In this post I wanted to establish kind of a “create-your-own granola recipe.” It’s a basic chunky granola recipe, with guidance on how to customize it to your liking. So basically you could make ten different kinds of granola with this one recipe! You could make cranberry coconut, pumpkin cinnamon pecan, blueberry chia, coconut mango, double chocolate…so many possibilities! No matter what you decide to make, I promise you’ll end up with nice, chunky, kinda-healthy granola at the end 😉
Annnyway, to make your own granola with this recipe, start with the key ingredients, and then add any additional ingredients from the optional ingredients list if desired. You could add a few optional ingredients or none at all—your choice!
Here’s a brief look at the granola making process before I share the recipe below. This recipe couldn’t be easier—I promise!
This time around, I used 1/2 cup sliced almonds, 1/2 cup chopped pecans, and 1/2 cup pumpkin seeds for my 1 1/2 cups “nuts and/or seeds” (see recipe to know what I’m talking about). I also added 1/4 cup flaxseed.
Here are the dry ingredients with the oats added! I hope you’ve been appreciating the artsy lighting I was going for haha.
Ha, kind of a lame picture, but that’s me adding the heated coconut oil, maple syrup, honey, and vanilla extract to the dry mixture. It’s the best I could do with a hot pan in one hand and a heavy SLR in the other!
All mixed up and spread out onto a cookie sheet for baking. Make me proud, homemade granola.
Done!
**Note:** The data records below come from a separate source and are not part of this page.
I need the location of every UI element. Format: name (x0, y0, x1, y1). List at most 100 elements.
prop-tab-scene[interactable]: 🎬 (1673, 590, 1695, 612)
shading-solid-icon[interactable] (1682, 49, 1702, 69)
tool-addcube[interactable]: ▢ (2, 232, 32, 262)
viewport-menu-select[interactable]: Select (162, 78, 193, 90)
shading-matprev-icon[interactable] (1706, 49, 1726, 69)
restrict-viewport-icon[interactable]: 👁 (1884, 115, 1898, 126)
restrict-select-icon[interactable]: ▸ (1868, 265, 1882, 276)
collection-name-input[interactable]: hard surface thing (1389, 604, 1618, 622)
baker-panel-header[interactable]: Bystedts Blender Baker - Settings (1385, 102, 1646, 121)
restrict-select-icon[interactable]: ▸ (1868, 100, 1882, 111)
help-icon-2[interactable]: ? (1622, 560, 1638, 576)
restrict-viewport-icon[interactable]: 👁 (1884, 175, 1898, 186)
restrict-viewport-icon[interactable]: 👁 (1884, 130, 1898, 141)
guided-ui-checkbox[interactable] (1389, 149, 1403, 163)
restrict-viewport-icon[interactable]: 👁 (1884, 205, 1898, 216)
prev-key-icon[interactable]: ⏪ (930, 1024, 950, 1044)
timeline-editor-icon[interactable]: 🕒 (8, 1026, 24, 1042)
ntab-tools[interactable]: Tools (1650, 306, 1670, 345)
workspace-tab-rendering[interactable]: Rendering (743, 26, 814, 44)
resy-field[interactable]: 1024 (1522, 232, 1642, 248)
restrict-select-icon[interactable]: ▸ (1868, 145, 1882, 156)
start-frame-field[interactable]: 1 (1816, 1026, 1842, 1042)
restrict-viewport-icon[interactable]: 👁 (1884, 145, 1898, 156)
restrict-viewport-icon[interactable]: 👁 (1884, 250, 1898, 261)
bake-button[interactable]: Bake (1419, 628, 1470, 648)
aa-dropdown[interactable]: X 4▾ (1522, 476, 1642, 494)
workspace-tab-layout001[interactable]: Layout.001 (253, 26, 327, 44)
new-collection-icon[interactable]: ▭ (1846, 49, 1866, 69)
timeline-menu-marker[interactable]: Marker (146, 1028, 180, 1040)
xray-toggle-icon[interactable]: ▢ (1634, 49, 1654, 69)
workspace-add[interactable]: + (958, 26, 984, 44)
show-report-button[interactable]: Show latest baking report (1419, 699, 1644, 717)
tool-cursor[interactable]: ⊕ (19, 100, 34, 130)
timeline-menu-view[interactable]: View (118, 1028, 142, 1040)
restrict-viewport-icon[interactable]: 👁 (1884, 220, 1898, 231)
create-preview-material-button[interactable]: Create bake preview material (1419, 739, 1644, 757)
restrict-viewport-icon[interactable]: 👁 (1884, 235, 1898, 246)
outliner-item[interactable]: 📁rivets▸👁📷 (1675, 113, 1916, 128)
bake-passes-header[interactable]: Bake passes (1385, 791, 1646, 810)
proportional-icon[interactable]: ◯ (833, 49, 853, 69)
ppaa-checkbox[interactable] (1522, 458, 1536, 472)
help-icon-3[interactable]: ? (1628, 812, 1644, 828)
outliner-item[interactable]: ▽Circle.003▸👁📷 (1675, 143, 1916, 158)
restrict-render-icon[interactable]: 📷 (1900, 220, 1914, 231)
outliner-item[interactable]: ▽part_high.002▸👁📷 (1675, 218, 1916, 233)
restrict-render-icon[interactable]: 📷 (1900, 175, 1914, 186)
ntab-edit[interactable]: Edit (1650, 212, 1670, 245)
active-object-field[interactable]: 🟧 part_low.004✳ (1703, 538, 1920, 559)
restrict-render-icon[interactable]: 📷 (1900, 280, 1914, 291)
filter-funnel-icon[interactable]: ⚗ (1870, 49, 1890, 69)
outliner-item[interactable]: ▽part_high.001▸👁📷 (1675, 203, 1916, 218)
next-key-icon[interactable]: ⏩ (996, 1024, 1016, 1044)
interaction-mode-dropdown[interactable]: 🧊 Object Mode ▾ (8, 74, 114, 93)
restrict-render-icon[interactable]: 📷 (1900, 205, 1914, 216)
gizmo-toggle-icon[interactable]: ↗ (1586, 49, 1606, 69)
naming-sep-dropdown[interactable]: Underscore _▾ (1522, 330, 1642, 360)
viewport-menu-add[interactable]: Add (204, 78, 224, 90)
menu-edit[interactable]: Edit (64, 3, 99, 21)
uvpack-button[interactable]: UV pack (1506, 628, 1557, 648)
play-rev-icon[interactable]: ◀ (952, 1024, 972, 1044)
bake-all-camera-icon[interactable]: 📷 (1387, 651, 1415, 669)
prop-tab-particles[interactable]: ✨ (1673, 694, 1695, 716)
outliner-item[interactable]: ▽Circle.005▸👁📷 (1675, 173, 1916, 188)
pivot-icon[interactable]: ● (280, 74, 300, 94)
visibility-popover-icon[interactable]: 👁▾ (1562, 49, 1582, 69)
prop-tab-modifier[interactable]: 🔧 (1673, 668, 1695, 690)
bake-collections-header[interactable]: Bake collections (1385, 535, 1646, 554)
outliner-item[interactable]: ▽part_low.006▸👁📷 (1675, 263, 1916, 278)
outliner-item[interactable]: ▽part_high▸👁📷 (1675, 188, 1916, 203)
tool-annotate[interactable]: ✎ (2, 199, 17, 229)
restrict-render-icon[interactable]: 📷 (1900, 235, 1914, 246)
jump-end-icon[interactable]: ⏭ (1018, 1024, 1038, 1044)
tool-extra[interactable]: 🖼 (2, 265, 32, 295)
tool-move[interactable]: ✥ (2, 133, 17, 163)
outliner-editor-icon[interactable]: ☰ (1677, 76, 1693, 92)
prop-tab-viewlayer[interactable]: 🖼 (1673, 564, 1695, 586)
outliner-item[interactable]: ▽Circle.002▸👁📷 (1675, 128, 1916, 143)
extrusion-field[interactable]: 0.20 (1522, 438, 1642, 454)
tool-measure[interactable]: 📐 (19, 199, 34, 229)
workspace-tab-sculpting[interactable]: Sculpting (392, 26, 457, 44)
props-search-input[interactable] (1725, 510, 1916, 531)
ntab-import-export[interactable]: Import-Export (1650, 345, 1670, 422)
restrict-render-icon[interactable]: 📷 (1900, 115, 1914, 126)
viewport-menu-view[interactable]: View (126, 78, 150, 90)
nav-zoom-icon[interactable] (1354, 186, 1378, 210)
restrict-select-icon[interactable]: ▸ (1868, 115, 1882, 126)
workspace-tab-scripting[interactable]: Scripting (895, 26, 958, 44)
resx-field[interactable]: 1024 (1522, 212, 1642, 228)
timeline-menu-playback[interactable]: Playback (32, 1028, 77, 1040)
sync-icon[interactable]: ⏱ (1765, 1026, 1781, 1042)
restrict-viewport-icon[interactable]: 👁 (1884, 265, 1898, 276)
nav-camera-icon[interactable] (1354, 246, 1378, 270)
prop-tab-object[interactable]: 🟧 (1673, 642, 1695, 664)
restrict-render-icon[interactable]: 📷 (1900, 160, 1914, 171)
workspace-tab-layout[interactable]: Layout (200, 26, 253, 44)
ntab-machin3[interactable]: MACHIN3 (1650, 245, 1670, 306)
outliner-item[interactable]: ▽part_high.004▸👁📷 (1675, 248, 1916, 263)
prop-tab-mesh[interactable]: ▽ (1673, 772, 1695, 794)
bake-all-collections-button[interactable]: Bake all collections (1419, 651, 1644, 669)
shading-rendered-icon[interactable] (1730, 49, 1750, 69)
Granola burns pretty easily in those last few minutes, so be careful. I added a mixture of dried blueberries, cranberries, cherries, and strawberries after baking. Yum!
Create-Your-Own Chunky Granola
This is a basic granola recipe that you can tweak to your heart’s content. I’ve included guidelines and suggestions for lots of optional add-ins. Start with the first list of ingredients and then add an optional ingredient (or two or three) if you feel so inclined.
Ingredients
3 cups old fashioned oats
1 1/2 cups raw nuts or seeds of your choice*
1/4 tsp sea salt
1/3 cup coconut oil
1/4 cup maple syrup**
1/4 cup honey
2 tsp vanilla or almond extract
* Try combining different things here to get up to 1 1/2 cups—e.g. 1/2 cup sliced almonds, 1/2 cup chopped pecans, and 1/2 cup pumpkin seeds. Other options could be cashews, walnuts, or sunflower seeds. Just make sure everything you use is raw—not salted!
** You can substitute with honey here since maple syrup is expensive.
Optional Ingredients
1 cup shredded unsweetened coconut
1/4 cup chia seeds
1/4 cup flaxseed
2 tsp cinnamon
2 tsp pumpkin pie spice
1/2 cup cocoa powder
3/4 cup chopped dried fruit
3/4 cup semisweet chocolate chips
Method
Preheat your oven to 325 degrees F.
In a large bowl, combine the oats, nuts/seeds, sea salt, and any optional ingredients (except for dried fruit and/or chocolate chips, which you should save for the end if you’re using). Stir well.
In a small saucepan over medium heat, combine the coconut oil, maple syrup, and honey. Whisk frequently for 3 minutes to combine. Add the extract and whisk once more.
Pour the hot mixture over the dry ingredients and stir well. Make sure the dry ingredients all get thoroughly coated.
Arrange your mixture on a baking sheet, spreading the mixture out into an even layer.
Bake for 18 to 23 minutes until oats are golden brown, turning the pan around halfway through to ensure even baking.
Remove the baking sheet from the oven. Add the dried fruit and/or chocolate chips to the granola without mixing. (This is key if you want chunks!)
Let the granola cool completely before you break it into chunks.
Store in a sealed container for up to 2 weeks.
That’s it for now. Happy baking!
xx Maurine
1 Comment
This is such a great recipe! I’m definitely looking for healthy options during residency that don’t take forever to make!